The other books have more tantalizing links like "In the Water With Luke." Another reader told me she liked the Index, because it spurred her to read on past a scenario that had lost her interest. You need to keep in mind that when you hover over any hyperlink, the bookmark's name appears in a popup. So if you're being as mindful as I'm trying to be about spoilers, you have to name the bookmarks carefully. I suspect there's something to help me with the tic box "hidden bookmarks" but when I mark the box, the popups still appear so I don't get that functionality yet.

Also, hyperlink every "The End" to the index header. I haven't found the need to bookmark the actual endings, but if you wanted to review them quickly, that's what you'd need to do.
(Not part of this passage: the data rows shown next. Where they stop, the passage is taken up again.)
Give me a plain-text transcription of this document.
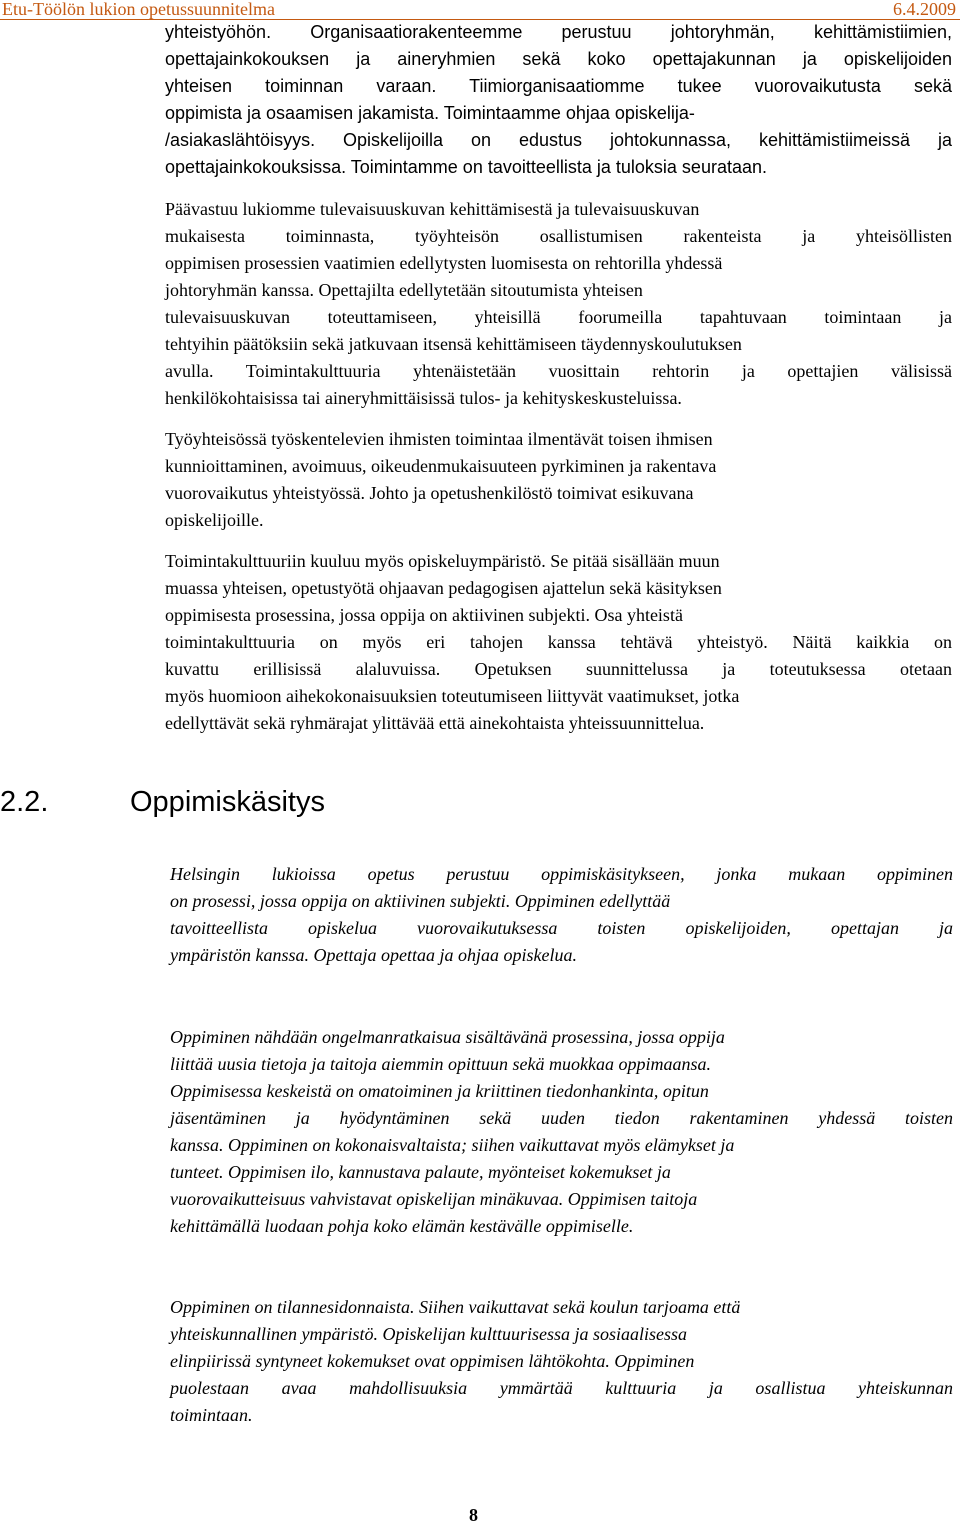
Etu-Töölön lukion opetussuunnitelma	6.4.2009
yhteistyöhön. Organisaatiorakenteemme perustuu johtoryhmän, kehittämistiimien,
opettajainkokouksen ja aineryhmien sekä koko opettajakunnan ja opiskelijoiden
yhteisen toiminnan varaan. Tiimiorganisaatiomme tukee vuorovaikutusta sekä
oppimista ja osaamisen jakamista. Toimintaamme ohjaa opiskelija-
/asiakaslähtöisyys. Opiskelijoilla on edustus johtokunnassa, kehittämistiimeissä ja
opettajainkokouksissa. Toimintamme on tavoitteellista ja tuloksia seurataan.
Päävastuu lukiomme tulevaisuuskuvan kehittämisestä ja tulevaisuuskuvan
mukaisesta toiminnasta, työyhteisön osallistumisen rakenteista ja yhteisöllisten
oppimisen prosessien vaatimien edellytysten luomisesta on rehtorilla yhdessä
johtoryhmän kanssa. Opettajilta edellytetään sitoutumista yhteisen
tulevaisuuskuvan toteuttamiseen, yhteisillä foorumeilla tapahtuvaan toimintaan ja
tehtyihin päätöksiin sekä jatkuvaan itsensä kehittämiseen täydennyskoulutuksen
avulla. Toimintakulttuuria yhtenäistetään vuosittain rehtorin ja opettajien välisissä
henkilökohtaisissa tai aineryhmittäisissä tulos- ja kehityskeskusteluissa.
Työyhteisössä työskentelevien ihmisten toimintaa ilmentävät toisen ihmisen
kunnioittaminen, avoimuus, oikeudenmukaisuuteen pyrkiminen ja rakentava
vuorovaikutus yhteistyössä. Johto ja opetushenkilöstö toimivat esikuvana
opiskelijoille.
Toimintakulttuuriin kuuluu myös opiskeluympäristö. Se pitää sisällään muun
muassa yhteisen, opetustyötä ohjaavan pedagogisen ajattelun sekä käsityksen
oppimisesta prosessina, jossa oppija on aktiivinen subjekti. Osa yhteistä
toimintakulttuuria on myös eri tahojen kanssa tehtävä yhteistyö. Näitä kaikkia on
kuvattu erillisissä alaluvuissa. Opetuksen suunnittelussa ja toteutuksessa otetaan
myös huomioon aihekokonaisuuksien toteutumiseen liittyvät vaatimukset, jotka
edellyttävät sekä ryhmärajat ylittävää että ainekohtaista yhteissuunnittelua.
2.2.	Oppimiskäsitys
Helsingin lukioissa opetus perustuu oppimiskäsitykseen, jonka mukaan oppiminen
on prosessi, jossa oppija on aktiivinen subjekti. Oppiminen edellyttää
tavoitteellista opiskelua vuorovaikutuksessa toisten opiskelijoiden, opettajan ja
ympäristön kanssa. Opettaja opettaa ja ohjaa opiskelua.
Oppiminen nähdään ongelmanratkaisua sisältävänä prosessina, jossa oppija
liittää uusia tietoja ja taitoja aiemmin opittuun sekä muokkaa oppimaansa.
Oppimisessa keskeistä on omatoiminen ja kriittinen tiedonhankinta, opitun
jäsentäminen ja hyödyntäminen sekä uuden tiedon rakentaminen yhdessä toisten
kanssa. Oppiminen on kokonaisvaltaista; siihen vaikuttavat myös elämykset ja
tunteet. Oppimisen ilo, kannustava palaute, myönteiset kokemukset ja
vuorovaikutteisuus vahvistavat opiskelijan minäkuvaa. Oppimisen taitoja
kehittämällä luodaan pohja koko elämän kestävälle oppimiselle.
Oppiminen on tilannesidonnaista. Siihen vaikuttavat sekä koulun tarjoama että
yhteiskunnallinen ympäristö. Opiskelijan kulttuurisessa ja sosiaalisessa
elinpiirissä syntyneet kokemukset ovat oppimisen lähtökohta. Oppiminen
puolestaan avaa mahdollisuuksia ymmärtää kulttuuria ja osallistua yhteiskunnan
toimintaan.
8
I certainly don't want to add the endings to the index itself, allowing readers to just jump straight there out of curiousity. By linking the endings to the index as a whole, you're allowing the reader to quickly go back and try other choices, rather than forcing them to scan or reread.
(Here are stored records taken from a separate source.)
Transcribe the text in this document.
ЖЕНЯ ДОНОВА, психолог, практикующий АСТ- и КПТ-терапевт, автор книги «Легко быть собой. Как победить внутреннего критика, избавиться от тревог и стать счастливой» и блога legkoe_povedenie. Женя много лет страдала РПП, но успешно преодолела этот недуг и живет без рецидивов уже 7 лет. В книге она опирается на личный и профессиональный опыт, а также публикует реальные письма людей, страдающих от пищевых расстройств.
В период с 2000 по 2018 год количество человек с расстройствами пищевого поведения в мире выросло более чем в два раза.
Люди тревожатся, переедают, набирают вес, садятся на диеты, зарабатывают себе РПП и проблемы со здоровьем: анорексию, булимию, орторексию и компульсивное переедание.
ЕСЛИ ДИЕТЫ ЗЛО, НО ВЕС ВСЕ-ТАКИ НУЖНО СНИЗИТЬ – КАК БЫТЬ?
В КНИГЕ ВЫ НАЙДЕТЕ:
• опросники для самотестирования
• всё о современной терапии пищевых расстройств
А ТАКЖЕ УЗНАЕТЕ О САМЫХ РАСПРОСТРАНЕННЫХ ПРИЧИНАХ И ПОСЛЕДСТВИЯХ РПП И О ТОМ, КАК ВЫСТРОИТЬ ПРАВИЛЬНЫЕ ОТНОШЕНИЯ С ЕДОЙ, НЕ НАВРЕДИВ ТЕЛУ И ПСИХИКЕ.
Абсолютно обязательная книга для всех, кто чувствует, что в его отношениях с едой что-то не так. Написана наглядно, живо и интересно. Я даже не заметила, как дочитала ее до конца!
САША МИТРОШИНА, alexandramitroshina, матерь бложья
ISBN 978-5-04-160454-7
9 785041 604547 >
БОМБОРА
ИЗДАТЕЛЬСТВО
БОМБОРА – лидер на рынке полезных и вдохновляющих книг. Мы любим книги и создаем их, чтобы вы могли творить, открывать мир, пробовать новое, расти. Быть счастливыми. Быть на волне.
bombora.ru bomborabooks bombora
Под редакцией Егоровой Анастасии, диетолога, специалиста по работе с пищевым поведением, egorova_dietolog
Someone has pointed out to me that anyone who tries to print my book will be lost, unable to jump from choice to chapter without page numbers. I'm thinking about it, but really, if I'm creating a work meant for ereading, I'm not sure I need to hold myself to print consumers. Thoughts?
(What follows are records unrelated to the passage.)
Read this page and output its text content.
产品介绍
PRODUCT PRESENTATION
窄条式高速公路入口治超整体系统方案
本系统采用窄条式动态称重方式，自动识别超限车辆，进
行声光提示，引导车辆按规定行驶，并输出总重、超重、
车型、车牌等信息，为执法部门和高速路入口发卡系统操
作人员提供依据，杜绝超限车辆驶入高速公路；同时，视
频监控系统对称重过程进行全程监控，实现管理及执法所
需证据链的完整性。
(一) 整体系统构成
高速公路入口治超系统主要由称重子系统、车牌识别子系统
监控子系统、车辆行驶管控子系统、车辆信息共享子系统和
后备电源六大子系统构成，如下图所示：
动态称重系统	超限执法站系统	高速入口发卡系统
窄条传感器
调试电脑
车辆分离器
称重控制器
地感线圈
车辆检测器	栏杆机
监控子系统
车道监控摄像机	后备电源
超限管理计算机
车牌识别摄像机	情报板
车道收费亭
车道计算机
How to Create a Link in MS Word

So let's say you'd like to play in this genre. You've got Word. You've got your plotted outline with tricksy and varied endings.

First, you can go old skool and just type If you want to go to the beach, turn to page X. Make a list of which pages you've got your choices on. I recommend highlighting the choices or leaving comment stickies on them to find them easier on a scan of the ms, as well. Be sure to use "Insert Page Break" after each choice. After you finish writing out all the chapters/endings, cut and paste to mix them up. Fill in the final page numbers when you're done.

Second, you'd be crazy to do it the first way because technology is your Friend. Using the new Word, go to the Insert tab. In the center there's a box that says "Links." Your new best buddies are "Hyperlink" and "Bookmark."

A bookmark is an anchor on a specific spot in the ms. Put your cursor where you want it, name it, and click "Add." From now on you'll have a "Go To" button in the bookmark pop up. This takes the place of a page list of highlighted choices that you are searching for by hand! You need to create uniquely named bookmarks for the beginning of every chapter and at every choice. Jot these names on your outline as you create them. I usually bookmark a paragraph before the choice so that when readers jump there, they have some context.

A hyperlink in word is the same as on the net. It's underlined text the reader can click, jumping them to another bookmark. You have the ability to embed internet links in a word doc, and current ebook apps are playing with this. I think the potential for historicals in particular is huge. Hyperlink something like cloche and send the interested reader to a visual glossary.

Anyhoo, when you open the hyperlink window, there is a left sidebar of "link to" choices. Click on "Place in this Document." Now you will see the bookmarks you've made in the center pane. Having highlighted the text you want to read as the link, you choose the right bookmark. My personal preference is not to hyperlink an entire sentence, just a phrase or even a key word. When I get to a choice, I first bookmark it, then jump to a new place in the manuscript, create a fresh page break, type out even a place holder first line for the new chapter, and bookmark it immediately. Using Go To I jump back to the bookmark of the choice and hyperlink it right away. This saves a lot of bouncing back and forth later.

The last step is to create an index, which will be tomorrow's post.

I have had issues with my bookmarks disappearing, and I don't know what I do wrong. I always end up testing every single link before I send it to a beta reader. I also am not sure why sometimes Going To a bookmark justifies the exact mark to the top of the page, and sometimes puts it about an inch down, not quite centering it.

Thoughts on improving my linking process are welcome!